PLAVIX is contraindicated in patients with hypersensitivity (eg, anaphylaxis) to clopidogrel or any component of the product. (See Adverse Reactions.*)
Avoid concomitant use of PLAVIX and drugs that inhibit CYP2C19 activity. Co-administration of PLAVIX with omeprazole, a proton pump inhibitor that is an inhibitor of CYP2C19, reduces the pharmacological activity of PLAVIX if given concomitantly or if given 12 hours apart. (See Drug Interactions.*)
Thienopyridines, including PLAVIX, increase the risk of bleeding. If a patient is to undergo surgery and an antiplatelet effect is not desired, discontinue PLAVIX 5 days prior to surgery.
Avoid lapses in therapy, and if PLAVIX must be temporarily discontinued, restart as soon as possible. Premature discontinuation of PLAVIX may increase the risk of cardiovascular events.
In patients with recent TIA or stroke who are at high risk for recurrent ischemic events, the combination of aspirin and PLAVIX has not been shown to be more effective than PLAVIX alone, but the combination has been shown to increase major bleeding.
TTP, sometimes fatal, has been reported following use of PLAVIX, sometimes after a short exposure (<2 weeks). TTP is a serious condition that requires urgent treatment including plasmapheresis (plasma exchange).
Bleeding, including life-threatening and fatal bleeding, is the most commonly reported adverse reaction.
Co-administering warfarin with PLAVIX increases the risk of bleeding.
Co-administration of PLAVIX and NSAIDs increases the risk of gastrointestinal bleeding.
Nursing mothers: Discontinue drug or nursing, taking into consideration importance of drug to mother.
*Please See the Full PLAVIX Prescribing Information, Including BOXED WARNING
Indications
For patients with non-ST-segment elevation ACS [unstable angina (UA)/non-ST-elevation myocardial infarction (NSTEMI)] including patients who are to be managed medically and those who are to be managed with coronary revascularization, PLAVIX has been shown to decrease the rate of a combined end point of cardiovascular death, myocardial infarction (MI), or stroke as well as the rate of a combined end point of cardiovascular death, MI, stroke, or refractory ischemia.

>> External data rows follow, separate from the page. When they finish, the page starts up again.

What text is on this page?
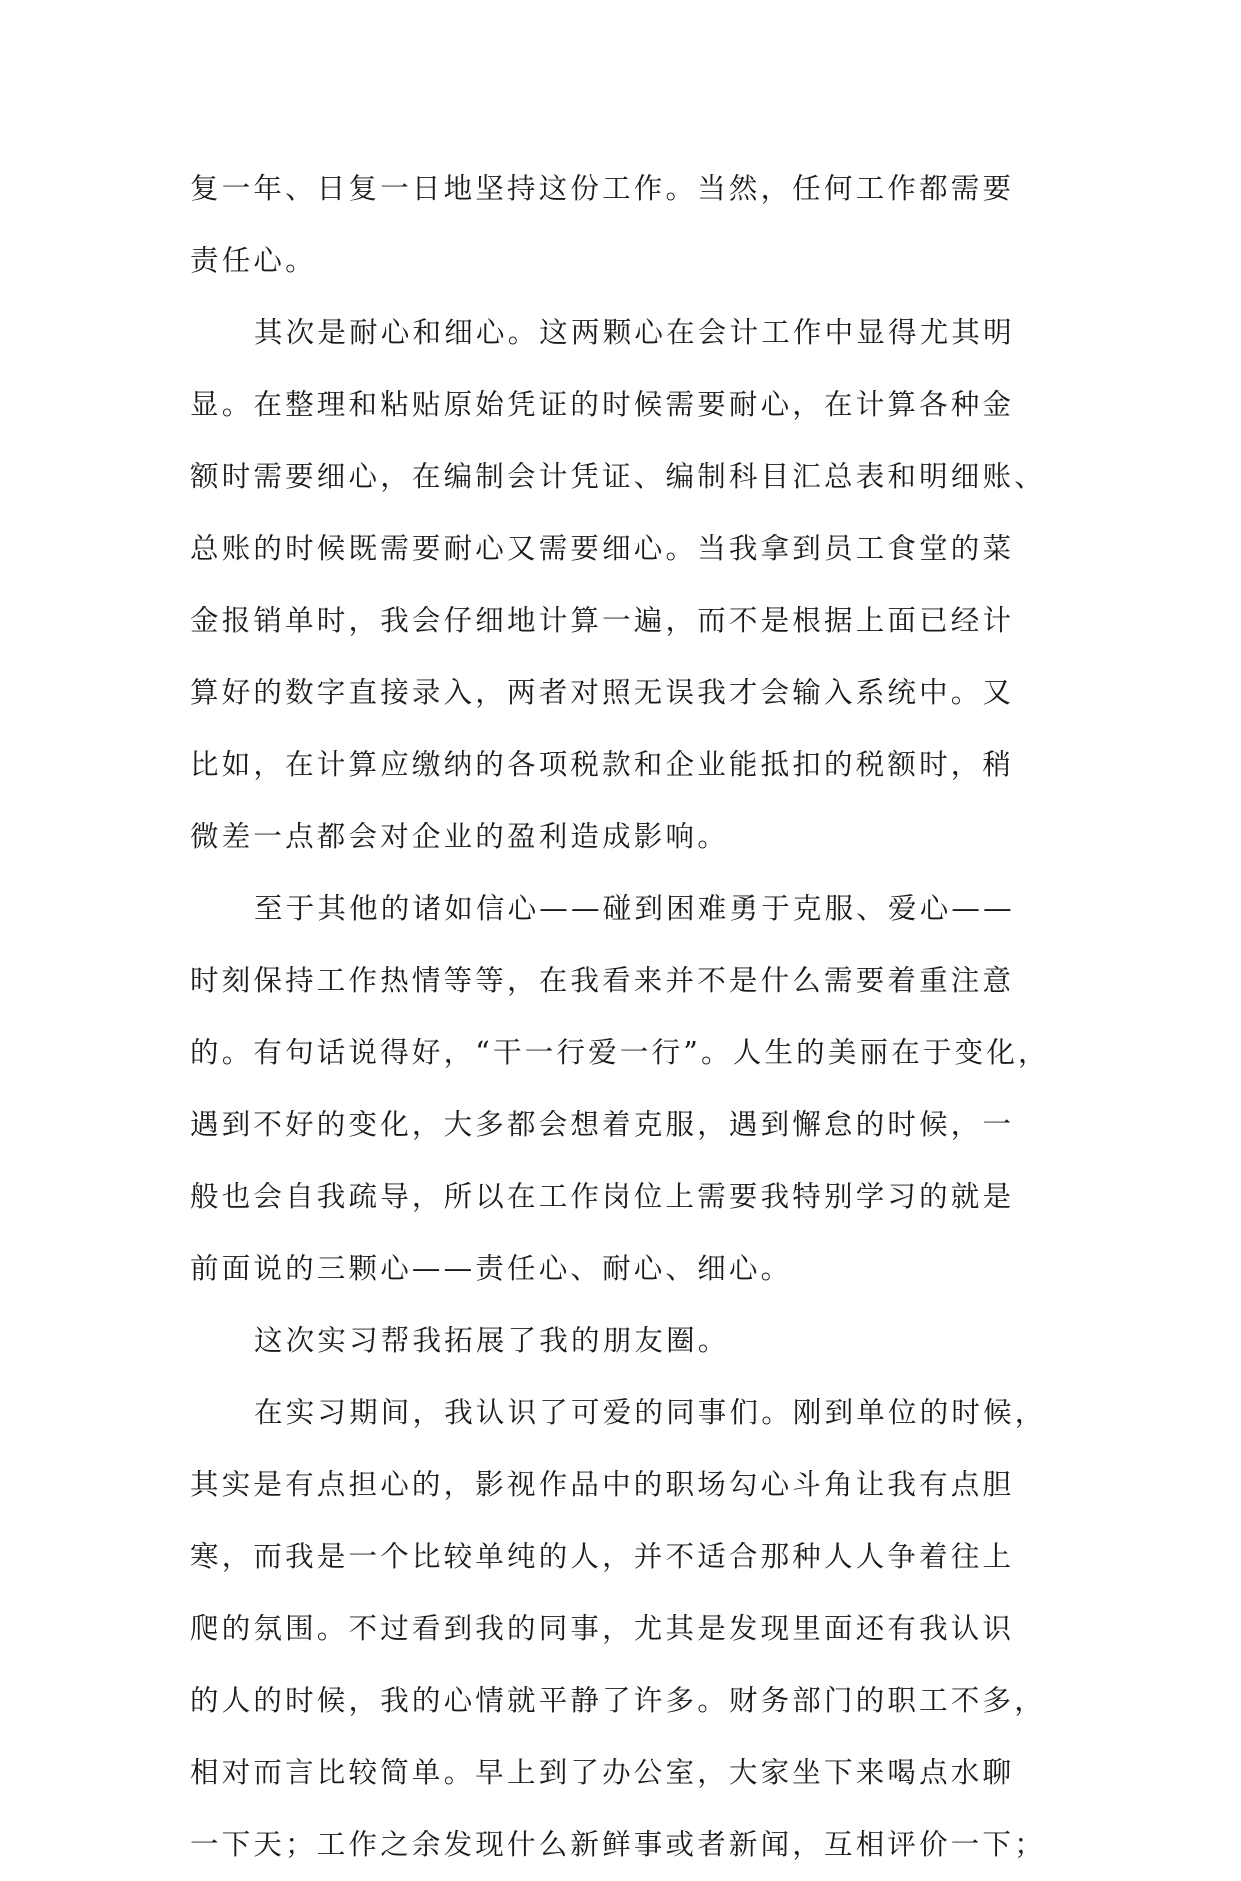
复一年、日复一日地坚持这份工作。当然，任何工作都需要
责任心。
其次是耐心和细心。这两颗心在会计工作中显得尤其明
显。在整理和粘贴原始凭证的时候需要耐心，在计算各种金
额时需要细心，在编制会计凭证、编制科目汇总表和明细账、
总账的时候既需要耐心又需要细心。当我拿到员工食堂的菜
金报销单时，我会仔细地计算一遍，而不是根据上面已经计
算好的数字直接录入，两者对照无误我才会输入系统中。又
比如，在计算应缴纳的各项税款和企业能抵扣的税额时，稍
微差一点都会对企业的盈利造成影响。
至于其他的诸如信心——碰到困难勇于克服、爱心——
时刻保持工作热情等等，在我看来并不是什么需要着重注意
的。有句话说得好，“干一行爱一行”。人生的美丽在于变化，
遇到不好的变化，大多都会想着克服，遇到懈怠的时候，一
般也会自我疏导，所以在工作岗位上需要我特别学习的就是
前面说的三颗心——责任心、耐心、细心。
这次实习帮我拓展了我的朋友圈。
在实习期间，我认识了可爱的同事们。刚到单位的时候，
其实是有点担心的，影视作品中的职场勾心斗角让我有点胆
寒，而我是一个比较单纯的人，并不适合那种人人争着往上
爬的氛围。不过看到我的同事，尤其是发现里面还有我认识
的人的时候，我的心情就平静了许多。财务部门的职工不多，
相对而言比较简单。早上到了办公室，大家坐下来喝点水聊
一下天；工作之余发现什么新鲜事或者新闻，互相评价一下；
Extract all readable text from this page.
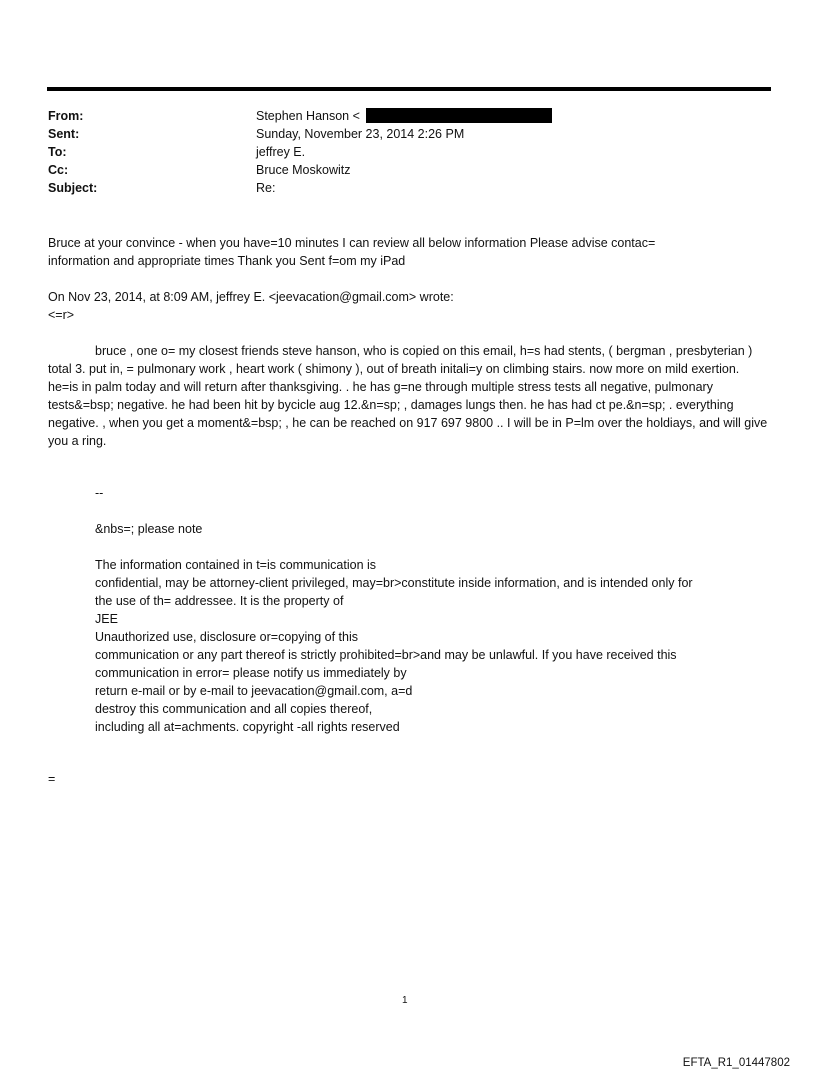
From:	Stephen Hanson <
Sent:	Sunday, November 23, 2014 2:26 PM
To:	jeffrey E.
Cc:	Bruce Moskowitz
Subject:	Re:
Bruce at your convince - when you have=10 minutes I can review all below information Please advise contac=
information and appropriate times Thank you Sent f=om my iPad
On Nov 23, 2014, at 8:09 AM, jeffrey E. <jeevacation@gmail.com> wrote:
<=r>
bruce , one o= my closest friends steve hanson, who is copied on this email, h=s had stents, ( bergman , presbyterian ) total 3. put in, = pulmonary work , heart work ( shimony ), out of breath initali=y on climbing stairs. now more on mild exertion. he=is in palm today and will return after thanksgiving. . he has g=ne through multiple stress tests all negative, pulmonary tests&=bsp; negative. he had been hit by bycicle aug 12.&n=sp; , damages lungs then. he has had ct pe.&n=sp; . everything negative. , when you get a moment&=bsp; , he can be reached on 917 697 9800 .. I will be in P=lm over the holdiays, and will give you a ring.
--
&nbs=; please note
The information contained in t=is communication is
confidential, may be attorney-client privileged, may=br>constitute inside information, and is intended only for
the use of th= addressee. It is the property of
JEE
Unauthorized use, disclosure or=copying of this
communication or any part thereof is strictly prohibited=br>and may be unlawful. If you have received this
communication in error= please notify us immediately by
return e-mail or by e-mail to jeevacation@gmail.com, a=d
destroy this communication and all copies thereof,
including all at=achments. copyright -all rights reserved
=
1
EFTA_R1_01447802
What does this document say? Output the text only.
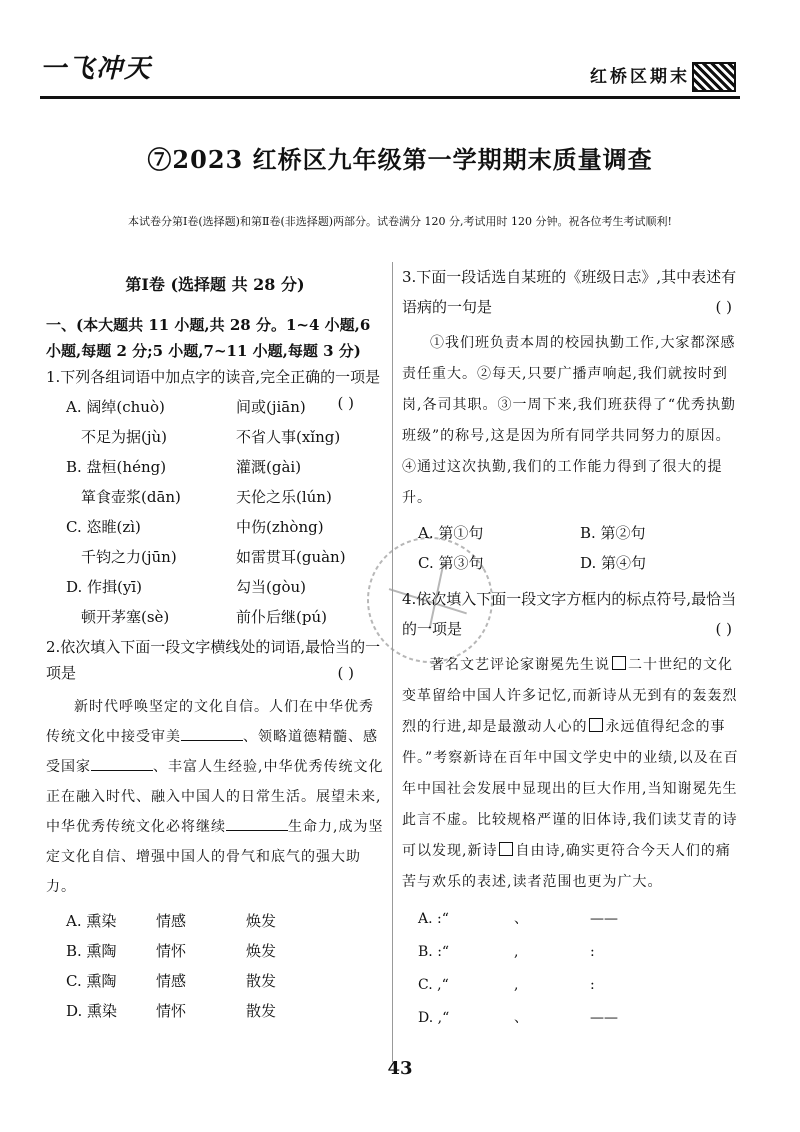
一飞冲天	红桥区期末
⑦2023 红桥区九年级第一学期期末质量调查
本试卷分第Ⅰ卷(选择题)和第Ⅱ卷(非选择题)两部分。试卷满分 120 分,考试用时 120 分钟。祝各位考生考试顺利!
第Ⅰ卷 (选择题 共 28 分)

一、(本大题共 11 小题,共 28 分。1~4 小题,6 小题,每题 2 分;5 小题,7~11 小题,每题 3 分)

1.下列各组词语中加点字的读音,完全正确的一项是
( )

A. 阔绰(chuò)	间或(jiān)
　不足为据(jù)	不省人事(xǐng)
B. 盘桓(héng)	灌溉(gài)
　箪食壶浆(dān)	天伦之乐(lún)
C. 恣睢(zì)	中伤(zhòng)
　千钧之力(jūn)	如雷贯耳(guàn)
D. 作揖(yī)	勾当(gòu)
　顿开茅塞(sè)	前仆后继(pú)

2.依次填入下面一段文字横线处的词语,最恰当的一项是	( )

新时代呼唤坚定的文化自信。人们在中华优秀传统文化中接受审美	、领略道德精髓、感受国家	、丰富人生经验,中华优秀传统文化正在融入时代、融入中国人的日常生活。展望未来,中华优秀传统文化必将继续	生命力,成为坚定文化自信、增强中国人的骨气和底气的强大助力。

A. 熏染	情感	焕发
B. 熏陶	情怀	焕发
C. 熏陶	情感	散发
D. 熏染	情怀	散发

3.下面一段话选自某班的《班级日志》,其中表述有语病的一句是	( )

①我们班负责本周的校园执勤工作,大家都深感责任重大。②每天,只要广播声响起,我们就按时到岗,各司其职。③一周下来,我们班获得了“优秀执勤班级”的称号,这是因为所有同学共同努力的原因。④通过这次执勤,我们的工作能力得到了很大的提升。

A. 第①句	B. 第②句
C. 第③句	D. 第④句

4.依次填入下面一段文字方框内的标点符号,最恰当的一项是	( )

著名文艺评论家谢冕先生说 二十世纪的文化变革留给中国人许多记忆,而新诗从无到有的轰轰烈烈的行进,却是最激动人心的 永远值得纪念的事件。”考察新诗在百年中国文学史中的业绩,以及在百年中国社会发展中显现出的巨大作用,当知谢冕先生此言不虚。比较规格严谨的旧体诗,我们读艾青的诗可以发现,新诗 自由诗,确实更符合今天人们的痛苦与欢乐的表述,读者范围也更为广大。

A. :“	、	——
B. :“	,	:
C. ,“	,	:
D. ,“	、	——
43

For patients with ST-elevation myocardial infarction (STEMI), PLAVIX has been shown to reduce the rate of death from any cause and the rate of a combined end point of death, reinfarction, or stroke. The benefit for patients who undergo primary percutaneous coronary intervention is unknown.
The optimal duration of PLAVIX therapy in ACS is unknown.
For patients with a history of recent myocardial infarction (MI), recent stroke, or established peripheral arterial disease, PLAVIX has been shown to reduce the rate of a combined end point of new ischemic stroke (fatal or not), new MI (fatal or not), and other vascular death.